I tried to ignore the little voice that told me I probably wouldn’t have survived it very well without Pieter Van Rijn’s help. That was totally different, though. I welcomed Pieter’s assistance.
As if in answer to my frenzied thoughts, a knock came again at the front door. Watch it really be Leslie this time, but of course when I opened the door it was just Pieter returning from parking the car.
He stepped inside and looked around. “Jonah left?”
“Um…yes.” I thought it best not to elaborate. At least the apartment didn’t show any signs of my assault by ice pack. “He just wanted to make sure I was okay, but then he got a call and had to go.” It was just a little white lie. Better that than try to explain to Pieter Van Rijn why I had hurled a bag of ice at Jonah’s head.
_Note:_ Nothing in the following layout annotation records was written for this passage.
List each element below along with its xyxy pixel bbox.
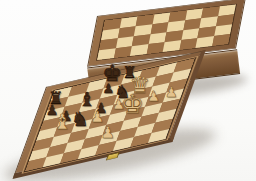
- white-king-glyph: ♚: [121, 91, 144, 117]
- black-pawn-glyph: ♟: [103, 82, 115, 95]
- white-pawn-glyph: ♟: [147, 89, 160, 103]
- black-knight-glyph: ♞: [71, 109, 89, 129]
- lid-square: [146, 42, 164, 54]
- lid-square: [163, 40, 181, 52]
- board-tilted-surface: ♚♜♜♟♟♝♞♛♟♟♟♟♟♞♝♟♚♟: [13, 50, 206, 179]
- lid-square: [114, 46, 132, 58]
- lid-square: [97, 48, 115, 60]
- lid-square: [195, 36, 213, 48]
- chess-set-photo: ♚♜♜♟♟♝♞♛♟♟♟♟♟♞♝♟♚♟: [0, 0, 256, 181]
- lid-square: [130, 44, 148, 56]
- white-bishop-glyph: ♝: [53, 112, 72, 133]
- lid-square: [179, 38, 197, 50]
- black-bishop-glyph: ♝: [79, 90, 96, 109]
- open-chess-board: ♚♜♜♟♟♝♞♛♟♟♟♟♟♞♝♟♚♟: [46, 87, 210, 181]
- white-pawn-glyph: ♟: [100, 125, 114, 141]
- lid-square: [212, 34, 230, 46]
- white-pawn-glyph: ♟: [165, 85, 178, 99]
“It was quite thoughtful of him,” Pieter said, but for some reason he didn’t sound particularly approving. “Here is the spare set of keys in case you need them.”
I wondered then why he’d never mentioned that set of spare keys. Had he kept them as a sort of insurance policy in case he needed to repo my car at a moment’s notice? Then I felt ashamed. He’d gone out of his way to take care of me, and I was obsessing over a set of car keys? Maybe he’d kept them on hand in case I locked myself out of the car or something, although you really had to work hard at doing that because of the way the security system was set up.
“Thank you,” I said. What else could I say?
A glint of those ice-blue eyes. “De rien.”
It seemed anti-climactic to stand there and exchange such calm and well-mannered conversation after my explosion with Jonah, but what else was I supposed to do? I couldn’t very well grab Pieter by his shirt front and force him to take me in his arms.